Ukrayna'da 2014'ten bu yana giderek derinleşen ve 2022 itibarıyla uluslararası barış ve güvenliği tehdit eden savaş ortamının kalıcı biçimde sonlandırılabilmesi, ancak kapsamlı, çok katmanlı ve uluslararası güvenceler içeren bir barış mimarisi ile mümkündür. Bu bağlamda, Rusya'nın Ukrayna topraklarındaki işgal rejiminin ABD eliyle meşruiyet kazanmasından ziyade; 1995 tarihli Dayton Barış Antlaşması'nın Balkanlar'da sağladığı işlevsel fakat hassas dengeli yapının, Ukrayna bağlamına uyarlanmış bir versiyonunun dikkate alınması, hem çatışmanın tarafları hem de uluslararası toplum için rasyonel bir seçenek olarak değerlendirilebilir.
Dayton Antlaşması'nın temel yaklaşımı, Bosna-Hersek'in uluslararası kişiliğini ve toprak bütünlüğünü muhafaza ederken, devletin iç yapısını federatif ve güç paylaşımına dayalı bir modele dönüştürmesidir. Nitekim Dayton'ın Ek 4'ünde düzenlenen Bosna-Hersek Anayasası, ülkeyi iki özerk entiteye ayırırken; dış ilişkiler, gümrük, para politikası gibi merkezi nitelikteki yetkileri federal düzeye bırakmıştır. Bu örnek, Ukrayna için tasavvur edilecek federatif barış modeline normatif bir referans teşkil edebilir.
SAVAŞI SUSTURACAK ANAYASA: UKRAYNA İÇİN DAYTON-PLUS MODELİ
Önerilecek "Ukrayna Barış ve Federal Yeniden Yapılanma Antlaşması" kapsamında Ukrayna'nın uluslararası sınırları korunmalı, ülke bölünmüş bir yapı görüntüsü arz etmemeli, ancak çatışmanın merkezinde yer alan bölgeler için geniş özerklikler içeren bir federatif sistem kurulmalıdır. Bu model, hem Ukrayna'nın egemenliğinin tanınması hem de Rusya'nın güvenlik ve bölgesel temsil taleplerinin belirli ölçülerde karşılanması bakımından uzlaştırıcı bir çerçeve sunacaktır.
Bu bağlamda Kırım, Bosna-Hersek'teki Brčko Bölgesi'ne benzer şekilde, merkezi hükümete bağlı fakat özerk yönetsel statüye sahip özel bir federal birim olarak yapılandırılabilir. Kırım'ın nihai statüsünün uluslararası gözetim altında yürütülecek uzun vadeli bir referandum süreciyle belirlenmesi gündeme gelebilir; ancak geçiş döneminde federal Ukrayna içinde özel statülü bir özerk alan olarak varlığını sürdürmesi, çatışmanın sıcak boyutunu azaltacaktır.

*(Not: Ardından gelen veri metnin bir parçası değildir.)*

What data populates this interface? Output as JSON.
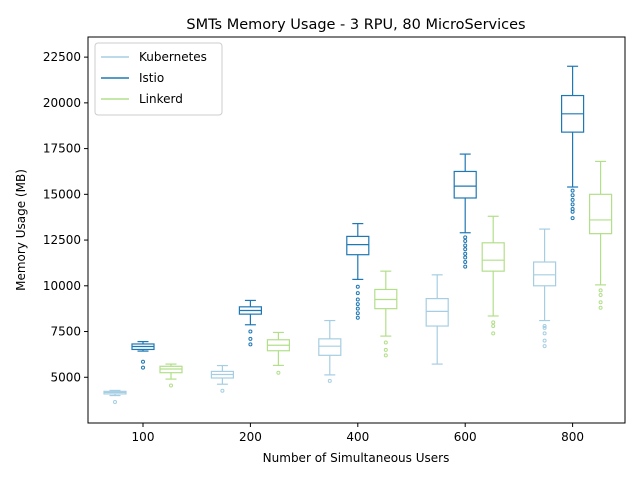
{
  "chart_data": {
    "type": "box",
    "title": "SMTs Memory Usage - 3 RPU, 80 MicroServices",
    "xlabel": "Number of Simultaneous Users",
    "ylabel": "Memory Usage (MB)",
    "categories": [
      "100",
      "200",
      "400",
      "600",
      "800"
    ],
    "ylim": [
      2500,
      23600
    ],
    "yticks": [
      "5000",
      "7500",
      "10000",
      "12500",
      "15000",
      "17500",
      "20000",
      "22500"
    ],
    "legend_position": "upper left",
    "series": [
      {
        "name": "Kubernetes",
        "color": "#a6cee3",
        "boxes": [
          {
            "whislo": 4000,
            "q1": 4090,
            "med": 4170,
            "q3": 4230,
            "whishi": 4280,
            "fliers": [
              3650
            ]
          },
          {
            "whislo": 4620,
            "q1": 4960,
            "med": 5150,
            "q3": 5320,
            "whishi": 5640,
            "fliers": [
              4260
            ]
          },
          {
            "whislo": 5130,
            "q1": 6200,
            "med": 6700,
            "q3": 7100,
            "whishi": 8100,
            "fliers": [
              4800
            ]
          },
          {
            "whislo": 5720,
            "q1": 7800,
            "med": 8600,
            "q3": 9300,
            "whishi": 10600,
            "fliers": []
          },
          {
            "whislo": 8100,
            "q1": 10000,
            "med": 10600,
            "q3": 11300,
            "whishi": 13100,
            "fliers": [
              7800,
              7700,
              7400,
              7000,
              6700
            ]
          }
        ]
      },
      {
        "name": "Istio",
        "color": "#1f78b4",
        "boxes": [
          {
            "whislo": 6430,
            "q1": 6520,
            "med": 6680,
            "q3": 6820,
            "whishi": 6950,
            "fliers": [
              5850,
              5530
            ]
          },
          {
            "whislo": 7870,
            "q1": 8450,
            "med": 8650,
            "q3": 8850,
            "whishi": 9200,
            "fliers": [
              7500,
              7100,
              6800
            ]
          },
          {
            "whislo": 10350,
            "q1": 11700,
            "med": 12250,
            "q3": 12700,
            "whishi": 13400,
            "fliers": [
              9950,
              9600,
              9250,
              9000,
              8750,
              8500,
              8250
            ]
          },
          {
            "whislo": 12900,
            "q1": 14800,
            "med": 15450,
            "q3": 16250,
            "whishi": 17200,
            "fliers": [
              12650,
              12450,
              12200,
              12000,
              11750,
              11550,
              11300,
              11050
            ]
          },
          {
            "whislo": 15400,
            "q1": 18400,
            "med": 19400,
            "q3": 20400,
            "whishi": 22000,
            "fliers": [
              15200,
              14950,
              14700,
              14450,
              14200,
              14050,
              13700
            ]
          }
        ]
      },
      {
        "name": "Linkerd",
        "color": "#b2df8a",
        "boxes": [
          {
            "whislo": 4900,
            "q1": 5250,
            "med": 5450,
            "q3": 5600,
            "whishi": 5720,
            "fliers": [
              4550
            ]
          },
          {
            "whislo": 5650,
            "q1": 6450,
            "med": 6750,
            "q3": 7050,
            "whishi": 7450,
            "fliers": [
              5250
            ]
          },
          {
            "whislo": 7250,
            "q1": 8750,
            "med": 9250,
            "q3": 9800,
            "whishi": 10800,
            "fliers": [
              6900,
              6500,
              6200
            ]
          },
          {
            "whislo": 8350,
            "q1": 10800,
            "med": 11400,
            "q3": 12350,
            "whishi": 13800,
            "fliers": [
              8000,
              7800,
              7400
            ]
          },
          {
            "whislo": 10050,
            "q1": 12850,
            "med": 13600,
            "q3": 15000,
            "whishi": 16800,
            "fliers": [
              9750,
              9500,
              9100,
              8800
            ]
          }
        ]
      }
    ]
  }
}
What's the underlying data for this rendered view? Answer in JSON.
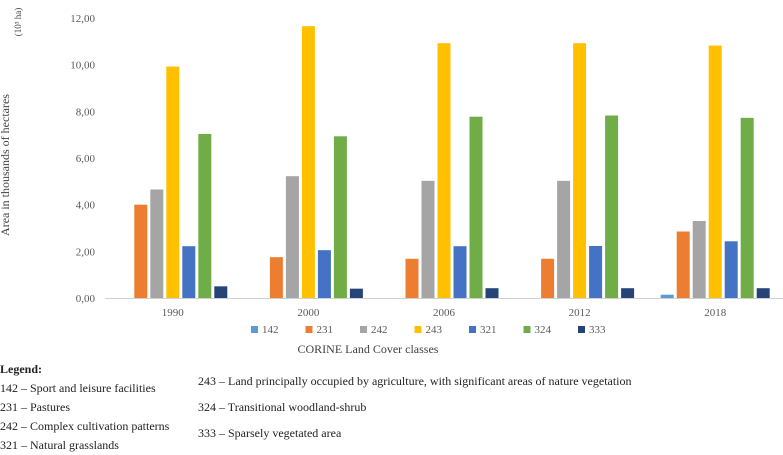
{
  "chart_data": {
    "type": "bar",
    "categories": [
      "1990",
      "2000",
      "2006",
      "2012",
      "2018"
    ],
    "series": [
      {
        "name": "142",
        "color": "#5B9BD5",
        "values": [
          0,
          0,
          0,
          0,
          0.14
        ]
      },
      {
        "name": "231",
        "color": "#ED7D31",
        "values": [
          4.0,
          1.75,
          1.68,
          1.68,
          2.85
        ]
      },
      {
        "name": "242",
        "color": "#A5A5A5",
        "values": [
          4.65,
          5.22,
          5.02,
          5.02,
          3.3
        ]
      },
      {
        "name": "243",
        "color": "#FFC000",
        "values": [
          9.92,
          11.65,
          10.92,
          10.92,
          10.82
        ]
      },
      {
        "name": "321",
        "color": "#4472C4",
        "values": [
          2.22,
          2.05,
          2.22,
          2.23,
          2.43
        ]
      },
      {
        "name": "324",
        "color": "#70AD47",
        "values": [
          7.03,
          6.93,
          7.77,
          7.82,
          7.72
        ]
      },
      {
        "name": "333",
        "color": "#264478",
        "values": [
          0.5,
          0.4,
          0.42,
          0.42,
          0.42
        ]
      }
    ],
    "ylim": [
      0,
      12
    ],
    "yticks": [
      "0,00",
      "2,00",
      "4,00",
      "6,00",
      "8,00",
      "10,00",
      "12,00"
    ],
    "ylabel": "Area in thousands of hectares",
    "yunit": "(10³ ha)",
    "xlabel": "CORINE Land Cover classes",
    "grid": false,
    "legend_position": "bottom"
  },
  "notes": {
    "heading": "Legend:",
    "left": [
      "142 – Sport and leisure facilities",
      "231 – Pastures",
      "242 – Complex cultivation patterns",
      "321 – Natural grasslands"
    ],
    "right": [
      "243 – Land principally occupied by agriculture, with significant areas of nature vegetation",
      "324 – Transitional woodland-shrub",
      "333 – Sparsely vegetated area"
    ]
  }
}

Luhansk ve Donetsk bölgeleri için, Dayton'ın öngördüğü entite modeline benzer şekilde, federasyonun eşit bileşenleri niteliğinde iki ayrı federe birim oluşturulması önerilebilir. Bu birimler, kendi iç yönetimlerinde yasama ve yürütme organlarına sahip olacak; fakat dış politika, savunma ve mali istikrar gibi kritik alanlarda federal hükümete bağlı kalacaklardır. Dayton'da olduğu gibi, federal karar alma süreçlerinde bu bölgelerin temsiline ilişkin veto veya "hayati çıkarlar koruma mekanizmaları" tasarlanabilir.
Zaporijya ve Herson bölgeleri için de, çatışmanın niteliği ve demografik yapı dikkate alınarak özel statülü iki federe bölge kurulması mümkündür. Bu bölgelerin, geniş yerel idari özerkliklere sahip fakat federal yapıya sıkı entegrasyonla bağlı olacakları bir model, hem Ukrayna'nın toprak bütünlüğünü teyit eder hem de bölgelerdeki güvenlik kaygılarını azaltır.
UKRAYNA BARIŞI İÇİN HİBRİT MODEL
Dayton Antlaşması'nın uygulanmasında kritik bir unsur olan uluslararası gözetim ve barış gücü varlığı, Ukrayna modeli için de vazgeçilmezdir. Bu kapsamda Avrupa Güvenlik ve İşbirliği Teşkilatı (AGİT) veya Birleşmiş Milletler şemsiyesi altında karma bir uluslararası misyon, geçiş sürecinde güvenlik, insan hakları ve anayasal düzenin işleyişini denetlemelidir.
Sonuç olarak, Ukrayna için önerilen bu federatif barış modeli, hem bölgesel istikrarın tesisine katkı sağlayabilecek hem de tarafların çekincelerini asgari seviyede karşılayabilecek niteliktedir. Dayton örneği bize göstermiştir ki, derin etnik, kimliksel ve jeopolitik çatışmaların çözümü, çoğu zaman tek merkezli ve üniter yapılarla değil; çok aktörlü, özerklik temelli ve uluslararası güvencelerle pekiştirilmiş anayasal düzenlemelerle mümkündür. Bu çerçeve, Ukrayna'da kalıcı barışın inşası için işlevsel bir yol haritası oluşturabilir.